The Bristol, UK-based anaylyst group sees a large forecast “leeway” between its low- and high-end 2030 scenarios – 11.8GW and 18.9GW – given the sector’s reliance on “auctions and government sponsored deals” that could suffer postponement, deferral or under-investment in the coming decade.

“A forecast that offers that amount of leeway – a full 7.1 GW – [might be thought] about as much use as a ‘chocolate teapot’,” stated RTR principle analyst Peter White. “If you simply survey all of the ‘well known’ developer segments around the world, you come up with a figure of around 15GW. But many of these involve auctions and government sponsored deals that we believe will be delayed, deferred and under invested by 2030.”

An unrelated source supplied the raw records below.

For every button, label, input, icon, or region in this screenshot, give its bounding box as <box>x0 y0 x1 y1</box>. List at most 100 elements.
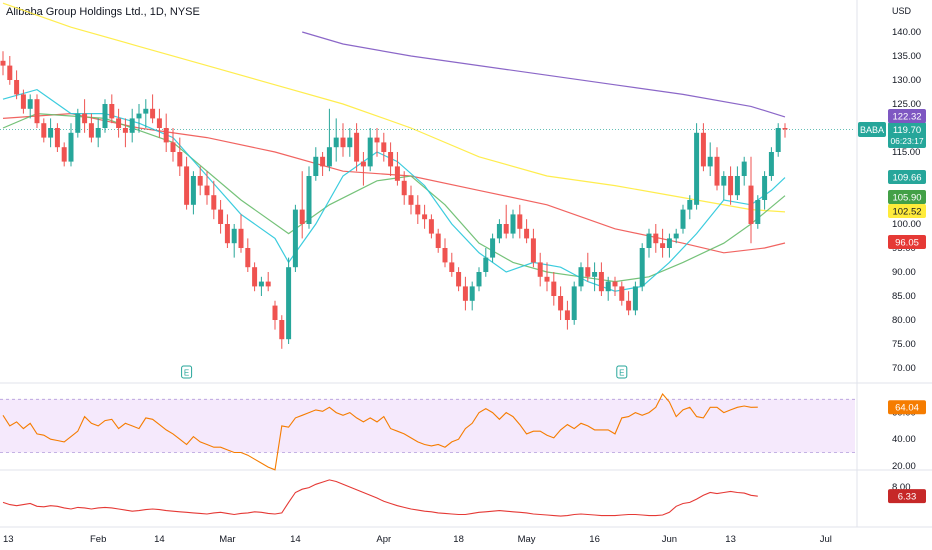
candle-body <box>646 233 652 248</box>
candle-body <box>564 310 570 320</box>
time-tick-label: Jun <box>662 534 677 545</box>
candle-body <box>660 243 666 248</box>
candle-body <box>714 156 720 186</box>
price-tick-label: 75.00 <box>892 339 916 350</box>
candle-body <box>537 262 543 277</box>
candle-body <box>218 209 224 224</box>
candle-body <box>469 286 475 301</box>
ma-value-label: 102.52 <box>892 207 921 218</box>
candle-body <box>27 99 33 109</box>
candle-body <box>707 156 713 167</box>
candle-body <box>530 238 536 263</box>
candle-body <box>272 305 278 320</box>
ma-value-label: 96.05 <box>895 238 919 249</box>
candle-body <box>680 209 686 229</box>
candle-body <box>639 248 645 287</box>
price-tick-label: 100.00 <box>892 219 921 230</box>
rsi-value-badge <box>888 400 926 415</box>
price-tick-label: 70.00 <box>892 363 916 374</box>
price-tick-label: 85.00 <box>892 291 916 302</box>
ma-value-badge <box>888 190 926 204</box>
ma-value-label: 122.32 <box>892 112 921 123</box>
candle-body <box>768 152 774 176</box>
candle-body <box>687 200 693 210</box>
candle-body <box>510 214 516 234</box>
candle-body <box>150 108 156 119</box>
candle-body <box>551 281 557 296</box>
candle-body <box>755 200 761 224</box>
candle-body <box>367 137 373 167</box>
candle-body <box>265 281 271 287</box>
candle-body <box>388 152 394 167</box>
candle-body <box>177 152 183 167</box>
time-tick-label: May <box>518 534 536 545</box>
candle-body <box>605 281 611 292</box>
earnings-marker: E <box>181 365 193 379</box>
candle-body <box>381 142 387 152</box>
candle-body <box>571 286 577 320</box>
candle-body <box>238 228 244 248</box>
candle-body <box>401 180 407 196</box>
candle-body <box>476 272 482 287</box>
candle-body <box>408 195 414 205</box>
candle-body <box>340 137 346 148</box>
candle-body <box>360 161 366 167</box>
candle-body <box>231 228 237 244</box>
candle-body <box>224 224 230 244</box>
indicator-value-label: 6.33 <box>898 492 917 503</box>
time-tick-label: Apr <box>376 534 391 545</box>
symbol-name: Alibaba Group Holdings Ltd. <box>6 6 144 18</box>
candle-body <box>748 185 754 224</box>
candle-body <box>61 147 67 162</box>
candle-body <box>211 195 217 210</box>
ma-value-label: 109.66 <box>892 173 921 184</box>
ma-value-label: 105.90 <box>892 193 921 204</box>
candle-body <box>279 320 285 340</box>
candle-body <box>68 132 74 162</box>
moving-average-line <box>2 112 786 283</box>
candle-body <box>82 113 88 124</box>
interval: 1D <box>149 6 164 18</box>
candle-body <box>619 286 625 301</box>
ma-value-badge <box>888 235 926 249</box>
candle-body <box>558 296 564 311</box>
candle-body <box>673 233 679 239</box>
candle-body <box>184 166 190 205</box>
indicator-tick-label: 8.00 <box>892 482 911 493</box>
time-tick-label: 14 <box>290 534 301 545</box>
candle-body <box>585 267 591 277</box>
candle-body <box>578 267 584 287</box>
candle-body <box>462 286 468 301</box>
candle-body <box>306 176 312 224</box>
time-tick-label: 16 <box>589 534 600 545</box>
time-tick-label: Jul <box>820 534 832 545</box>
candle-body <box>422 214 428 220</box>
candle-body <box>449 262 455 272</box>
candle-body <box>75 113 81 133</box>
candle-body <box>122 128 128 133</box>
candle-body <box>483 257 489 272</box>
candle-body <box>204 185 210 196</box>
price-tick-label: 125.00 <box>892 99 921 110</box>
earnings-marker-label: E <box>619 369 624 378</box>
candle-body <box>252 267 258 287</box>
moving-average-line <box>2 2 786 213</box>
price-tick-label: 130.00 <box>892 75 921 86</box>
rsi-tick-label: 20.00 <box>892 461 916 472</box>
price-tick-label: 115.00 <box>892 147 920 158</box>
candle-body <box>292 209 298 268</box>
price-tick-label: 135.00 <box>892 51 921 62</box>
candle-body <box>354 132 360 162</box>
candle-body <box>428 219 434 234</box>
last-price-badge <box>888 122 926 148</box>
time-tick-label: Mar <box>219 534 235 545</box>
candle-body <box>517 214 523 229</box>
candle-body <box>333 137 339 148</box>
candle-body <box>41 123 47 138</box>
rsi-line <box>2 393 758 471</box>
candle-body <box>456 272 462 287</box>
moving-average-line <box>2 112 786 254</box>
ma-value-badge <box>888 204 926 218</box>
candle-body <box>95 128 101 138</box>
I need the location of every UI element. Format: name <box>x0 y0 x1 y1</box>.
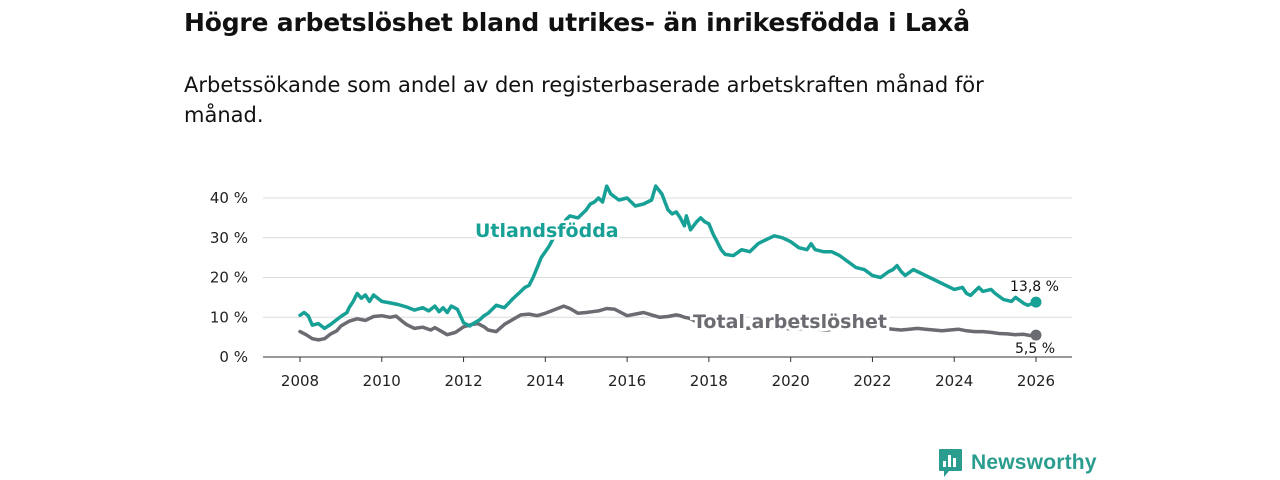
x-tick-label: 2012 <box>444 372 482 390</box>
end-value-utlandsfodda: 13,8 % <box>1010 279 1059 295</box>
y-tick-label: 20 % <box>210 269 248 287</box>
x-tick-label: 2024 <box>935 372 973 390</box>
end-point-total <box>1030 329 1042 341</box>
end-point-utlandsfodda <box>1030 296 1042 308</box>
x-tick-label: 2026 <box>1017 372 1055 390</box>
series-labels: Utlandsfödda Total arbetslöshet 13,8 % 5,5 … <box>473 218 1061 360</box>
series-line-total <box>298 304 1038 342</box>
x-tick-label: 2018 <box>690 372 728 390</box>
chart-title: Högre arbetslöshet bland utrikes- än inr… <box>184 8 970 37</box>
x-tick-label: 2020 <box>772 372 810 390</box>
axes: 0 % 10 % 20 % 30 % 40 % 2008 2010 2012 2014 2016 2… <box>210 189 1072 390</box>
gridlines <box>263 197 1072 318</box>
x-tick-label: 2014 <box>526 372 564 390</box>
x-tick-label: 2010 <box>363 372 401 390</box>
series-lines <box>298 184 1042 342</box>
bar-chart-logo-icon <box>939 449 962 477</box>
end-value-total: 5,5 % <box>1015 341 1055 357</box>
series-line-utlandsfodda <box>298 184 1038 331</box>
y-tick-label: 40 % <box>210 189 248 207</box>
x-tick-label: 2022 <box>853 372 891 390</box>
y-tick-label: 30 % <box>210 229 248 247</box>
series-label-total: Total arbetslöshet <box>693 311 887 333</box>
chart-subtitle: Arbetssökande som andel av den registerb… <box>184 73 984 127</box>
y-tick-label: 0 % <box>219 348 248 366</box>
y-tick-label: 10 % <box>210 308 248 326</box>
brand-logo: Newsworthy <box>938 448 1097 478</box>
x-tick-label: 2008 <box>281 372 319 390</box>
brand-name: Newsworthy <box>971 451 1097 474</box>
x-tick-label: 2016 <box>608 372 646 390</box>
series-label-utlandsfodda: Utlandsfödda <box>475 220 619 242</box>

“Most of these initiatives - in the UK, France, Portugal, Japan, the US, South Korea and Taiwan will meet some form of delay or turbulence along the way and while they are all supposed to be complete by 2030, we have not managed to convince ourselves that any of these will meet government inspired capacity targets by that date. We think most or all of them will eventually, but not by 2030.”

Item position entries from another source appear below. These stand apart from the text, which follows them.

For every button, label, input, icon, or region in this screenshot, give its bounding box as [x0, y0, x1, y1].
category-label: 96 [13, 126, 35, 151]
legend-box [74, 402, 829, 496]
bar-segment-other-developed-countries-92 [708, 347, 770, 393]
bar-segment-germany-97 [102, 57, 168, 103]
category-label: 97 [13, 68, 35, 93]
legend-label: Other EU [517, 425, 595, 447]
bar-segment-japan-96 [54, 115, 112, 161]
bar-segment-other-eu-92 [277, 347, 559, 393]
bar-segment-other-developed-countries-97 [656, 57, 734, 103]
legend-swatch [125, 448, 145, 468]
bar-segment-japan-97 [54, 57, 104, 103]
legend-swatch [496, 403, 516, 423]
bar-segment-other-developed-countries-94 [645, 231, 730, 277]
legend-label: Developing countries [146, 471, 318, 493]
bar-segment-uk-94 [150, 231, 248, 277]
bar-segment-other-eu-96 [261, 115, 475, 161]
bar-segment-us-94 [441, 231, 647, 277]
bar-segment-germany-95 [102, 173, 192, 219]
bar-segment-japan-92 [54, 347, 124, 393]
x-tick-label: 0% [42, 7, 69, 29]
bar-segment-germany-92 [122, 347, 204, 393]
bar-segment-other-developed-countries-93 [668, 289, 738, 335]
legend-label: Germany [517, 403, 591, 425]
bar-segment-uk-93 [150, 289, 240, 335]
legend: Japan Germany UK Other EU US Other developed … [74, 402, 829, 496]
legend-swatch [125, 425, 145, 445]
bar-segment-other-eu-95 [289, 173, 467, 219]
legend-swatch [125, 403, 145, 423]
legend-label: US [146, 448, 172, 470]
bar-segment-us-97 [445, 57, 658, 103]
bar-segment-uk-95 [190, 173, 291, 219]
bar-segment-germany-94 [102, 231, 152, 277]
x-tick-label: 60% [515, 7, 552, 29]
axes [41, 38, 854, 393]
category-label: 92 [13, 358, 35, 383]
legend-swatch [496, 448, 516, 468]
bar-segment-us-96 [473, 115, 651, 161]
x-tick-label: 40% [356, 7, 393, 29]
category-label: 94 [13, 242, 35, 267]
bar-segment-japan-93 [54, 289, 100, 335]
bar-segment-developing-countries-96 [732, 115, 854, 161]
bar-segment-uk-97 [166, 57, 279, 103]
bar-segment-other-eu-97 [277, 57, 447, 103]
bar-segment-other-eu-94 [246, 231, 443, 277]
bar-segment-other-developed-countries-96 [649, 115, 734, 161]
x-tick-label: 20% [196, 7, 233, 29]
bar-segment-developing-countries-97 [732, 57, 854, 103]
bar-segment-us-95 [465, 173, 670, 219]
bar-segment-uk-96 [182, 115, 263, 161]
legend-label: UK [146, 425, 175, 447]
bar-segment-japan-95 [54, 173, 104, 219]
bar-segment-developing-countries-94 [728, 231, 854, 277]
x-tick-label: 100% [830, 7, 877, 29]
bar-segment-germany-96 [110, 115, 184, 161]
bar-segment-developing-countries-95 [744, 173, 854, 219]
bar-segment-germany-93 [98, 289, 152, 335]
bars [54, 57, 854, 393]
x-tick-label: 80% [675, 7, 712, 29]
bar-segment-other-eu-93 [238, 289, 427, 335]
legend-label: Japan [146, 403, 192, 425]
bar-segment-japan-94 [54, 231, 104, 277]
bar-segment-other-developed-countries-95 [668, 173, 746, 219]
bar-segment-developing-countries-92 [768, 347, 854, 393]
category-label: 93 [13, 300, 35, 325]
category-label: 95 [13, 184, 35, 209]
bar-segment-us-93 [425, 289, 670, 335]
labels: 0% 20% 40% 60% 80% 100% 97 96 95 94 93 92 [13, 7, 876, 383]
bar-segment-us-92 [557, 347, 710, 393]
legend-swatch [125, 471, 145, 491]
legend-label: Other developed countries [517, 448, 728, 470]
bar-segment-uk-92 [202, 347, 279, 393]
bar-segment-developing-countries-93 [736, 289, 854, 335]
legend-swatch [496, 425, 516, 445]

But White stressed that marketplace flux strikes a light for the more optimistic end of RTR’s forecast spread. “There are three or four floating platforms are now well established and can be shown to ‘do the job’, [and] there are many others which are not yet proven – some [of which] never will be – while others just need more time.

“As we get through these early years, the time to market for a new [offshore] territory can be brought down considerably, compared to these pioneering regions.”

He said there remained “plenty of time” to begin scaling in early-mover markets, while developing floating wind plays in regions where technology “should sit well, and could mature in plenty of time to be delivered in time” for a high-end forecast.

“This is a case of saying the market is 18.9GW with some downside, or 11.8GW with some upside. We would be fairly sure that if this was a 15-year forecast the numbers would be closer to 28GW.”

The floating wind sector has gone from consisting a single 2.3MW unit moored off the coast of Norway in 2009 to the brink of industrialisation, recently supercharged by an upsurge in utility-scale projects moving ahead in Asia, a region seen as central to the industrial aspirations of the rapidly emerging sector.

South Korea has a 1.4GW complex underway, including a 200MW project recently sanctioned by developer Equinor and its two in-country partners, and Japan has a “multi-hundred megawatt” development being advanced by France’s Ideol and partner Shizen Energy.

Petro-state Saudi Arabia is the latest to join the trend, with Abu Dhabi-headquartered renewables investment group Plambeck Emirates having signed a memorandum of understanding with Italian offshore contractor Saipem to build a 500MW floating wind farm in the Persian Gulf off Saudi.

Last week, Recharge revealed the International Renewable Energy Agency has doubled its 2050 expectation of installed offshore wind capacity to 1TW, including 150-250GW of floating wind.